По команде Мокрута Василь начинал забирать вправо, где была дорога на Добросельцы, когда же принимался уговаривать Тихоня, ноги сами несли его налево. И одного нельзя было не послушаться, и другого. А что делать? Василь до тех пор покорно исполнял команды и поворачивал то вправо, то влево, пока совсем не сбился с дороги и не стал описывать круги по полю. Кружил, видно, часа два, прежде чем выбился на какой-то поселок и сообразил, какой именно. Тут уже и собаки спали. Чуть ли не в каждый двор тыкался, чтобы постучаться, попроситься на ночлег, да все без толку: то калитка была заперта так, что хоть зубами ее грызи, то отпугивал сугроб перед воротами, непреодолимый, судя по всему, для начальства.

Только в самом конце поселка мигнул огонек в окне и тут же погас. Василь прибавил шагу, но его окликнул Мокрут:

- Куда ты ведешь нас, Сусанин проклятый?

Василь остановился и, потирая уши, стал ждать, пока приблизятся его подопечные.

- Чего стал, как столб? - и на этот раз выразил недовольство председатель.

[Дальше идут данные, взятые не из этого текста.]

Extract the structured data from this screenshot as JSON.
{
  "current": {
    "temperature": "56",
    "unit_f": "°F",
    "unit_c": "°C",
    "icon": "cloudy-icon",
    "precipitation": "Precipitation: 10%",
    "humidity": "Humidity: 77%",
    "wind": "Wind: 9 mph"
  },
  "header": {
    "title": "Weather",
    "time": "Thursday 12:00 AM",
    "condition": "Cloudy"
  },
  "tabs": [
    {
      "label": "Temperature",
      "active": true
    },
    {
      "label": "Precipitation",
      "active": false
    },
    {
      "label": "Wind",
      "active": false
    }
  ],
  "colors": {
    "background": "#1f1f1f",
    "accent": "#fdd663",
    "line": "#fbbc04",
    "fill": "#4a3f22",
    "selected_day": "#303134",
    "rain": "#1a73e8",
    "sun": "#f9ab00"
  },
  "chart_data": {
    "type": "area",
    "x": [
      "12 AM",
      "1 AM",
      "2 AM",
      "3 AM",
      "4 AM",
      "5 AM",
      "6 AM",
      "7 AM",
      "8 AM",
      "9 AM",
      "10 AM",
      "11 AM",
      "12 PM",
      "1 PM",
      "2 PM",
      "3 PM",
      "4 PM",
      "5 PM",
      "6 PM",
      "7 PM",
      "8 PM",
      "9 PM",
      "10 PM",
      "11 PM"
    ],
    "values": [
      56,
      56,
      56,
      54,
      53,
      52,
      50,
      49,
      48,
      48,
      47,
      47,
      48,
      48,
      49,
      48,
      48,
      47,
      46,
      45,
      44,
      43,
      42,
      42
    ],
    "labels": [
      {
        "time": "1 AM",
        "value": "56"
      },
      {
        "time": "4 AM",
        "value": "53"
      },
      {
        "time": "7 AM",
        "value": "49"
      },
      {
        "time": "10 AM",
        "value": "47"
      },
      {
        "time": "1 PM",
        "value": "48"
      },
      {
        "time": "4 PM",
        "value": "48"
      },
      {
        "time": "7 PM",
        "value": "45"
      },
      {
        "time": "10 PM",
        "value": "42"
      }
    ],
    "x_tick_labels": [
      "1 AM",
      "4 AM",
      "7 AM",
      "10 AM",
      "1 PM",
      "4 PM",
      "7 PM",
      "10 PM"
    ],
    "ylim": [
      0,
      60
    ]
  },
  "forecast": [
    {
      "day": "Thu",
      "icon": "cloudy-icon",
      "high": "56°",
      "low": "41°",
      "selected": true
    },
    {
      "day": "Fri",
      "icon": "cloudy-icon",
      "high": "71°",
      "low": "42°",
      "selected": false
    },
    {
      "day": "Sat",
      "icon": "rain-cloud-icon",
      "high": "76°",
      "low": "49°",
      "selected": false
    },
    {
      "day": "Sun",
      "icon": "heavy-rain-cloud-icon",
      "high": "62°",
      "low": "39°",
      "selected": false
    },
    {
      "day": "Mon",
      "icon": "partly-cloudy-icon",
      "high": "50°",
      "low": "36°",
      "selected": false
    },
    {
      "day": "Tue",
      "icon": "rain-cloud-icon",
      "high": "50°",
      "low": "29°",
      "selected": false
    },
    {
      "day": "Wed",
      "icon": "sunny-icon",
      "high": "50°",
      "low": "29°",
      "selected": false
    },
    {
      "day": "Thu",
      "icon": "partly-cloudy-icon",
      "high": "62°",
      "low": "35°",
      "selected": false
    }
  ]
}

Мокруту и трезвому нелегко было угодить, не то что пьяному. Василь хорошо знал это, но сдерживался, потому что надо было подумать и о себе. Осеннее поношенное пальтишко, да шапка летняя, да к тому же без рукавиц. Долго не выдержишь в такой одежонке, даже если ты малость и под градусом. Сказал про свет в окне и снова двинулся вперед.

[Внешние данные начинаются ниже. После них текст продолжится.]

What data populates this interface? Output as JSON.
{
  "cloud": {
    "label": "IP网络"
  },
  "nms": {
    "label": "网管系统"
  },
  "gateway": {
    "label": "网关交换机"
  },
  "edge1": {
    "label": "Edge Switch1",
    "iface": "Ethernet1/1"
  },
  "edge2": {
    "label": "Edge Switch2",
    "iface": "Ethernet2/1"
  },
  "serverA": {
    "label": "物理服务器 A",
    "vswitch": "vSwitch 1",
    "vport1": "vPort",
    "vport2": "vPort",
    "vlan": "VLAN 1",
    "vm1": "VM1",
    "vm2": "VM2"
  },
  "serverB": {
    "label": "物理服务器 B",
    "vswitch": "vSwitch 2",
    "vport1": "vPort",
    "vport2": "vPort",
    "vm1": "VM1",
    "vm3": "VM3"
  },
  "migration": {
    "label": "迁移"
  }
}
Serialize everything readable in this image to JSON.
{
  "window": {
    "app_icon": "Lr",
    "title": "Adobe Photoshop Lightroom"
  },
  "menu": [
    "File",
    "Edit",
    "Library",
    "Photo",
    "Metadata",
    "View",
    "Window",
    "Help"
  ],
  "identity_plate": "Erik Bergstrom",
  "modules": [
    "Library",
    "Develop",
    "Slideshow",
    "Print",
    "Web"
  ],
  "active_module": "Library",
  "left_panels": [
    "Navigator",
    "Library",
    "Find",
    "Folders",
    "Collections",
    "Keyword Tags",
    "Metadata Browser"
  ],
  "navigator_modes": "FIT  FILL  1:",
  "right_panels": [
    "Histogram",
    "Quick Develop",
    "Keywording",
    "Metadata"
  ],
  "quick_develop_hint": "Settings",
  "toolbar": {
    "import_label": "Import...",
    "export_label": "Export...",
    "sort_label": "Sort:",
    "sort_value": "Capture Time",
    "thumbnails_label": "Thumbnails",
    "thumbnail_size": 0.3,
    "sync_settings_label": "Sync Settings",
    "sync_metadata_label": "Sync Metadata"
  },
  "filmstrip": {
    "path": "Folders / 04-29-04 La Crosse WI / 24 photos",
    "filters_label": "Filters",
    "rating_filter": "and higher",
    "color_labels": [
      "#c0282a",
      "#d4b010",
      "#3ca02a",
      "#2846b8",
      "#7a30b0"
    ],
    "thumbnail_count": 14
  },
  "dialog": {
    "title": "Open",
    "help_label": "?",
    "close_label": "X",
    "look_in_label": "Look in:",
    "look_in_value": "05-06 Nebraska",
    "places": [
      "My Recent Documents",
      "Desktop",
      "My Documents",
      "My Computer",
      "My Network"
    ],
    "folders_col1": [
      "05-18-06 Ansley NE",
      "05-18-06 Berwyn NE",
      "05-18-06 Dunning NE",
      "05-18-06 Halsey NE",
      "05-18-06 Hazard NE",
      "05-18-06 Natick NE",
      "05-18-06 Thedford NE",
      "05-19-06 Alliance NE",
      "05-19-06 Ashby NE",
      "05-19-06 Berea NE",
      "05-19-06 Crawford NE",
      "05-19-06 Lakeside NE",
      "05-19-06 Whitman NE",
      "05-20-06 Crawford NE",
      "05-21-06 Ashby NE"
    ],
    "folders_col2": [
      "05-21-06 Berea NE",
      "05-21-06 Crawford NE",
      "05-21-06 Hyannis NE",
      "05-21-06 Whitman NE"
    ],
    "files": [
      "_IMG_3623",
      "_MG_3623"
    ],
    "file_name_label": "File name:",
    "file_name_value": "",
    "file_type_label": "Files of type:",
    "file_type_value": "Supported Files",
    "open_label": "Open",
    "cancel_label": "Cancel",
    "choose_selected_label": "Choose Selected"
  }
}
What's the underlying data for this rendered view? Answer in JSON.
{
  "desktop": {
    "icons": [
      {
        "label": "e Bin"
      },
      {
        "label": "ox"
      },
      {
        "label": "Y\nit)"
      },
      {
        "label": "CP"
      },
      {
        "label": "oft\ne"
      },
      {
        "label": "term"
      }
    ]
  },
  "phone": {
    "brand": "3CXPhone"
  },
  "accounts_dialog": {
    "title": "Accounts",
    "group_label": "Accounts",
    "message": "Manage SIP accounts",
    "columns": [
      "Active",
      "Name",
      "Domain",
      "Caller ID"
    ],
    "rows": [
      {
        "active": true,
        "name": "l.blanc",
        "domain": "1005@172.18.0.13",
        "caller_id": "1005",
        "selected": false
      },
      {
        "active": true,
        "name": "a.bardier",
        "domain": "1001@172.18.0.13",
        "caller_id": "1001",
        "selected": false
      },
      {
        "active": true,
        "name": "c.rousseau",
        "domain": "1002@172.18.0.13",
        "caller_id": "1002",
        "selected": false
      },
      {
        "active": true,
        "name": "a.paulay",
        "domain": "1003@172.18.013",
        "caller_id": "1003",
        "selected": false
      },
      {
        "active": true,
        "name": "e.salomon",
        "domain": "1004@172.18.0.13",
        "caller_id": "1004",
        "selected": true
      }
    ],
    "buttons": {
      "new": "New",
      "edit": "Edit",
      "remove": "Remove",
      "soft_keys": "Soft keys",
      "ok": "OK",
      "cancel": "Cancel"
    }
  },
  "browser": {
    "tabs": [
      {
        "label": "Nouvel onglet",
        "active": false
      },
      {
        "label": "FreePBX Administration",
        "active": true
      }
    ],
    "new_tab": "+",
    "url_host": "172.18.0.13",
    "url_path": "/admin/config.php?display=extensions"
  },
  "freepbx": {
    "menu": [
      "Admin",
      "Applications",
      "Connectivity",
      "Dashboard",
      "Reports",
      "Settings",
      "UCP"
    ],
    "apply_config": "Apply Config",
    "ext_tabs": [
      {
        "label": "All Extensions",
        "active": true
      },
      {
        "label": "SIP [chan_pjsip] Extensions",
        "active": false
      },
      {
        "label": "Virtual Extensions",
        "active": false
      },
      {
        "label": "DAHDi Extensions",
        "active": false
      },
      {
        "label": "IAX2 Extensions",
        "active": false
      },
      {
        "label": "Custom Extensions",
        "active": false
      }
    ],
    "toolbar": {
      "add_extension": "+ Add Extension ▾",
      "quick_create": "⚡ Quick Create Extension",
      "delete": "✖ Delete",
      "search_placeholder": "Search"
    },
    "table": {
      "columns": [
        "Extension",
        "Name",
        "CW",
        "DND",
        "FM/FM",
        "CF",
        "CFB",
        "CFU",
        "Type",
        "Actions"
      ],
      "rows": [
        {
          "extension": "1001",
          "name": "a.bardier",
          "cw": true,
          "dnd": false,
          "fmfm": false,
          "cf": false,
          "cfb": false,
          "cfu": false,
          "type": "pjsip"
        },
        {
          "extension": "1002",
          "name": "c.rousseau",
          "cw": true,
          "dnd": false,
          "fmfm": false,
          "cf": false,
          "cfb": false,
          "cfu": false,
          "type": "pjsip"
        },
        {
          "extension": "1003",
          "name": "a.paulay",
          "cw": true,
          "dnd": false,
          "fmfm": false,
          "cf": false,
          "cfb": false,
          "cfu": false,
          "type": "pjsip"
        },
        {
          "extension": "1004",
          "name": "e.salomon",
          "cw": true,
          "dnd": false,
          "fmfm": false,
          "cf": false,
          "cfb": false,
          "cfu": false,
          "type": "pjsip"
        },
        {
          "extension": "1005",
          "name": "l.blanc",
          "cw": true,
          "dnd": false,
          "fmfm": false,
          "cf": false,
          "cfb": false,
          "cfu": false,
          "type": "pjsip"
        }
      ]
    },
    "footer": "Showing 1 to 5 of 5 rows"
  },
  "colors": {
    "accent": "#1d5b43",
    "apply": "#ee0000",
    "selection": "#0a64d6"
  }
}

...Когда назавтра возвращались домой, Мокрут незаметно посмеивался себе в воротник, а время от времени оборачивался к Тихоне и вполголоса спрашивал:

- А славно погуляли! Правда?

VIII

Выйдя из эмтээсовского ларька, Андреиха почувствовала, что мороз, похоже, совсем отвалился. Однако немного погодя стала поеживаться и кутаться в платок - нет, мороз все-таки хватал за потную спину, за ноги и за голую руку, в которой она несла полбуханки хлеба.

На улице ей повстречался Шулов и, как она ни старалась проскочить незамеченной, все же остановил ее.

- Вы еще только с фермы? - спросил доброжелательно, пряча огромные красные руки в карманы пальто, до потрескивания в швах раздутое теплой поддевкой.

- В ларьке была, - торопливо ответила Андреиха, надеясь на этом и кончить разговор. - Хлеб там давали.

- Хлеб? - Шулов посмотрел на ее посиневшую руку. - А я подумал, что это вы одолжились у кого-то. Что ж мне никто не сказал?

Андреиха переложила хлеб в другую руку, приняла немного в сторону, давая понять, что ей надо спешить домой, а то рубашка к телу примерзнет, но Шулов даже и не заметил этого. Поглядывая то и дело на свои теплые сапоги с отворотами, он все чего-то медлил, все затягивал разговор.

- Боровок ваш хорошо ест, - сказала наконец Андреиха, заметив, что председатель явно ходит вокруг этого, но вроде бы не отваживается спросить.

- Я вовсе не об этом, - поморщился он, скрипнув сапогами, - да раз уж вы вспомнили, то интересно все же... Сегодня я не был на ферме. Что вы ему давали сегодня? Отруби были? Я могу немного муки вам выписать, если нужно. И себе какой ни есть блин испечете. Выписать?